Is a Million-dollar Award for Translators Too Much?

A new million-dollar Qatari award for translators — which boasts five different categories funded at $200K each — is open for submissions until September 20:

transprizeThe Sheikh Hamad Award for Translation and International Understanding promises to recognize winners in five different categories.

“1. Translation from Arabic into English

“2. Translation from English into Arabic

“3. Translation from Arabic into another language other than English (Turkish in 2015)

“4. Translation into Arabic from another language other than English (Turkish in 2015)

“5. The Achievement Award (given to an individual and/or institution with substantive contributions to building and consolidating the culture of peace and spreading international understanding)”

In each of the first four categories, a winner is promised $100,000. Second prize is set to go for $60,000, and third prize for $40,000. Meanwhile, the Achievement Prize is promised all in a lump of $200,000.

For 2015, the submission guidelines limit nominations to “the fields of the humanities and social sciences.” This makes the prize much like the controversial $1m “Custodian of the Two Holy Mosques King Abdullah bin Abdulaziz International Award for Translation,” which promises to dole out a million dollars each year in five different categories, with a focus on academic translations.

However, the Qatari prize is different in that it includes under this umbrella theatre, poetry, novels, and other literary forms.
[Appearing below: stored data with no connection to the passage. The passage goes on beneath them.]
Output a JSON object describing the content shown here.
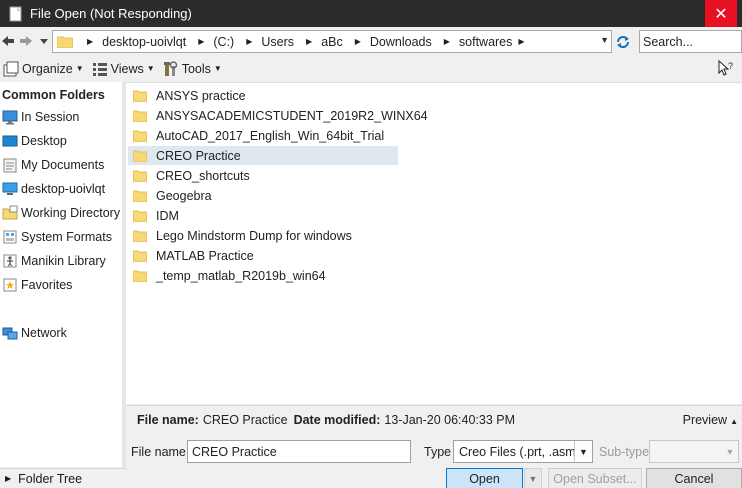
{
  "window": {
    "title": "File Open (Not Responding)",
    "close_symbol": "✕"
  },
  "address": {
    "crumbs": [
      "desktop-uoivlqt",
      "(C:)",
      "Users",
      "aBc",
      "Downloads",
      "softwares"
    ],
    "search_placeholder": "Search..."
  },
  "toolbar": {
    "organize": "Organize",
    "views": "Views",
    "tools": "Tools"
  },
  "sidebar": {
    "title": "Common Folders",
    "items": [
      "In Session",
      "Desktop",
      "My Documents",
      "desktop-uoivlqt",
      "Working Directory",
      "System Formats",
      "Manikin Library",
      "Favorites",
      "Network"
    ],
    "folder_tree": "Folder Tree"
  },
  "files": [
    "ANSYS practice",
    "ANSYSACADEMICSTUDENT_2019R2_WINX64",
    "AutoCAD_2017_English_Win_64bit_Trial",
    "CREO Practice",
    "CREO_shortcuts",
    "Geogebra",
    "IDM",
    "Lego Mindstorm Dump for windows",
    "MATLAB Practice",
    "_temp_matlab_R2019b_win64"
  ],
  "selected_file": "CREO Practice",
  "details": {
    "file_name_label": "File name:",
    "file_name": "CREO Practice",
    "date_label": "Date modified:",
    "date": "13-Jan-20 06:40:33 PM",
    "preview": "Preview"
  },
  "form": {
    "file_name_label": "File name:",
    "file_name_value": "CREO Practice",
    "type_label": "Type",
    "type_value": "Creo Files (.prt, .asm,",
    "subtype_label": "Sub-type"
  },
  "buttons": {
    "open": "Open",
    "open_subset": "Open Subset...",
    "cancel": "Cancel"
  },
  "colors": {
    "titlebar": "#2b2b2b",
    "close": "#e81123",
    "selection": "#dfe7ef",
    "folder": "#f8d775"
  }
}
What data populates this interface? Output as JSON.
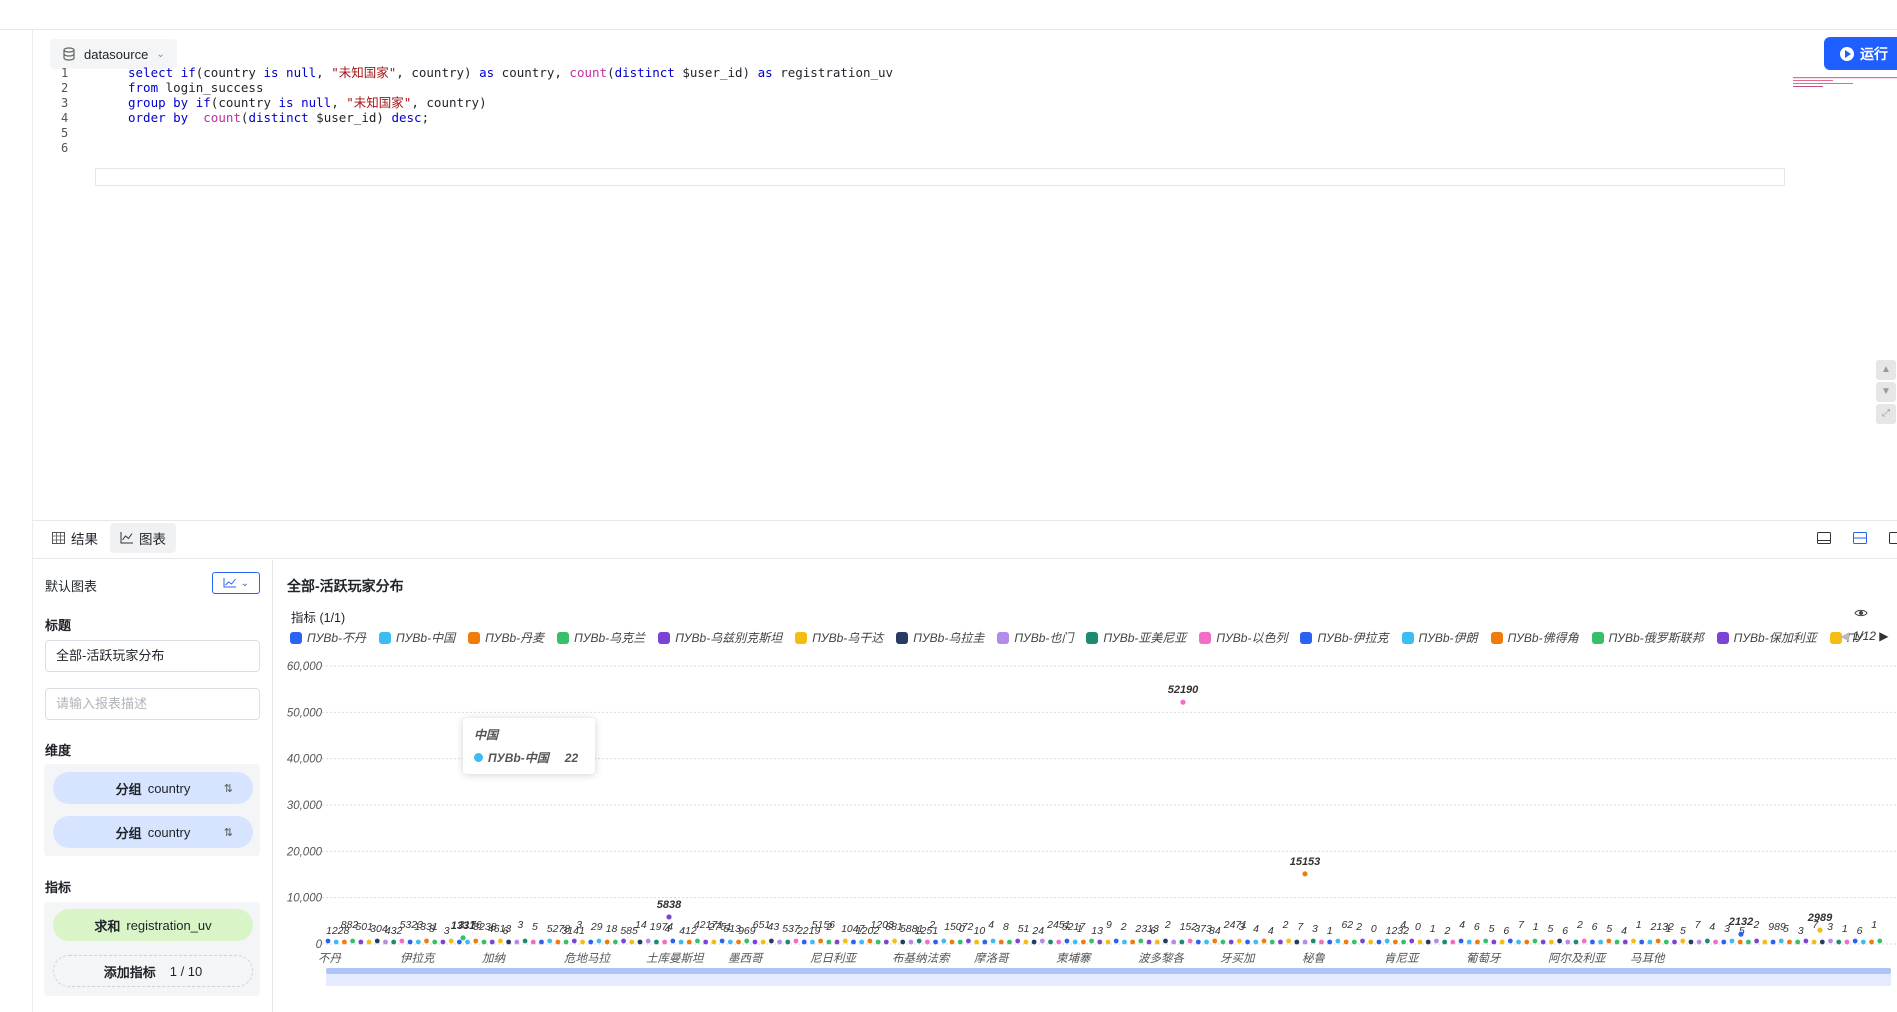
{
  "editor": {
    "datasource_label": "datasource",
    "run_label": "运行",
    "lines": [
      {
        "n": "1",
        "tokens": [
          [
            "kw",
            "select "
          ],
          [
            "kw",
            "if"
          ],
          [
            "",
            "(country "
          ],
          [
            "kw",
            "is null"
          ],
          [
            "",
            ", "
          ],
          [
            "str",
            "\"未知国家\""
          ],
          [
            "",
            ", country) "
          ],
          [
            "kw",
            "as"
          ],
          [
            "",
            " country, "
          ],
          [
            "fn",
            "count"
          ],
          [
            "",
            "("
          ],
          [
            "kw",
            "distinct"
          ],
          [
            "",
            " $user_id) "
          ],
          [
            "kw",
            "as"
          ],
          [
            "",
            " registration_uv"
          ]
        ]
      },
      {
        "n": "2",
        "tokens": [
          [
            "kw",
            "from"
          ],
          [
            "",
            " login_success"
          ]
        ]
      },
      {
        "n": "3",
        "tokens": [
          [
            "kw",
            "group by "
          ],
          [
            "kw",
            "if"
          ],
          [
            "",
            "(country "
          ],
          [
            "kw",
            "is null"
          ],
          [
            "",
            ", "
          ],
          [
            "str",
            "\"未知国家\""
          ],
          [
            "",
            ", country)"
          ]
        ]
      },
      {
        "n": "4",
        "tokens": [
          [
            "kw",
            "order by  "
          ],
          [
            "fn",
            "count"
          ],
          [
            "",
            "("
          ],
          [
            "kw",
            "distinct"
          ],
          [
            "",
            " $user_id) "
          ],
          [
            "kw",
            "desc"
          ],
          [
            "",
            ";"
          ]
        ]
      },
      {
        "n": "5",
        "tokens": []
      },
      {
        "n": "6",
        "tokens": []
      }
    ]
  },
  "tabs": [
    {
      "label": "结果",
      "icon": "table-icon",
      "active": false
    },
    {
      "label": "图表",
      "icon": "line-chart-icon",
      "active": true
    }
  ],
  "config": {
    "default_chart": "默认图表",
    "title_heading": "标题",
    "title_value": "全部-活跃玩家分布",
    "desc_placeholder": "请输入报表描述",
    "dimension_heading": "维度",
    "dimensions": [
      {
        "prefix": "分组",
        "field": "country"
      },
      {
        "prefix": "分组",
        "field": "country"
      }
    ],
    "metric_heading": "指标",
    "metrics": [
      {
        "prefix": "求和",
        "field": "registration_uv"
      }
    ],
    "add_metric_label": "添加指标",
    "add_metric_count": "1 / 10"
  },
  "chart_header": {
    "title": "全部-活跃玩家分布",
    "metric_label": "指标 (1/1)",
    "legend_page": "1/12"
  },
  "tooltip": {
    "title": "中国",
    "series": "ПУВb-中国",
    "value": "22"
  },
  "chart_data": {
    "type": "scatter",
    "title": "全部-活跃玩家分布",
    "ylim": [
      0,
      60000
    ],
    "yticks": [
      "60,000",
      "50,000",
      "40,000",
      "30,000",
      "20,000",
      "10,000",
      "0"
    ],
    "grid": true,
    "legend_position": "top",
    "x_tick_labels": [
      "不丹",
      "伊拉克",
      "加纳",
      "危地马拉",
      "土库曼斯坦",
      "墨西哥",
      "尼日利亚",
      "布基纳法索",
      "摩洛哥",
      "柬埔寨",
      "波多黎各",
      "牙买加",
      "秘鲁",
      "肯尼亚",
      "葡萄牙",
      "阿尔及利亚",
      "马耳他"
    ],
    "legend": [
      {
        "name": "ПУВb-不丹",
        "color": "#2a63f2"
      },
      {
        "name": "ПУВb-中国",
        "color": "#3bbcf2"
      },
      {
        "name": "ПУВb-丹麦",
        "color": "#f07c0c"
      },
      {
        "name": "ПУВb-乌克兰",
        "color": "#36c06a"
      },
      {
        "name": "ПУВb-乌兹别克斯坦",
        "color": "#7b44d6"
      },
      {
        "name": "ПУВb-乌干达",
        "color": "#f5bd12"
      },
      {
        "name": "ПУВb-乌拉圭",
        "color": "#283c63"
      },
      {
        "name": "ПУВb-也门",
        "color": "#b38bea"
      },
      {
        "name": "ПУВb-亚美尼亚",
        "color": "#1d8a72"
      },
      {
        "name": "ПУВb-以色列",
        "color": "#f36cc5"
      },
      {
        "name": "ПУВb-伊拉克",
        "color": "#2a63f2"
      },
      {
        "name": "ПУВb-伊朗",
        "color": "#3bbcf2"
      },
      {
        "name": "ПУВb-佛得角",
        "color": "#f07c0c"
      },
      {
        "name": "ПУВb-俄罗斯联邦",
        "color": "#36c06a"
      },
      {
        "name": "ПУВb-保加利亚",
        "color": "#7b44d6"
      },
      {
        "name": "ПУ",
        "color": "#f5bd12"
      }
    ],
    "highlighted_points": [
      {
        "label": "52190",
        "value": 52190,
        "color": "#f36cc5"
      },
      {
        "label": "15153",
        "value": 15153,
        "color": "#f07c0c"
      },
      {
        "label": "5838",
        "value": 5838,
        "color": "#7b44d6"
      },
      {
        "label": "2989",
        "value": 2989,
        "color": "#f5bd12"
      },
      {
        "label": "2132",
        "value": 2132,
        "color": "#2a63f2"
      },
      {
        "label": "1331",
        "value": 1331,
        "color": "#36c06a"
      }
    ],
    "small_value_labels": [
      "1228",
      "882",
      "501",
      "304",
      "432",
      "5323",
      "1331",
      "8",
      "3",
      "3176",
      "8238",
      "4613",
      "6",
      "3",
      "5",
      "5278",
      "3141",
      "3",
      "29",
      "18",
      "585",
      "14",
      "1974",
      "4",
      "412",
      "42171",
      "2751",
      "513",
      "969",
      "651",
      "43",
      "537",
      "2219",
      "5156",
      "2",
      "1047",
      "1202",
      "1203",
      "681",
      "5881",
      "1251",
      "2",
      "15072",
      "0",
      "10",
      "4",
      "8",
      "51",
      "24",
      "2451",
      "5217",
      "1",
      "13",
      "9",
      "2",
      "2313",
      "6",
      "2",
      "152",
      "373",
      "84",
      "2471",
      "3",
      "4",
      "4",
      "2",
      "7",
      "3",
      "1",
      "62",
      "2",
      "0",
      "1232",
      "4",
      "0",
      "1",
      "2",
      "4",
      "6",
      "5",
      "6",
      "7",
      "1",
      "5",
      "6",
      "2",
      "6",
      "5",
      "4",
      "1",
      "2132",
      "1",
      "5",
      "7",
      "4",
      "3",
      "5",
      "2",
      "989",
      "5",
      "3",
      "7",
      "3",
      "1",
      "6",
      "1"
    ]
  }
}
The judging criteria for the new Qatari prize are posted online, with points for the “significance” of the translated work, accuracy, and “translation stylistics and aesthetics.” Unfortunately, while the award nods toward an independent Board of Trustees, the members of this board aren’t named on its website.

Translation prizes are certainly welcome, especially when they raise the profile of translators and foreground the quality of translations. And hey, what translator couldn’t find uses for a check for $100K? (If they couldn’t, the UNHCR certainly could do.) But the bigger a prize is, the more the need for transparency. Hopefully, there will be more information about who’s judging the prize as it moves forward.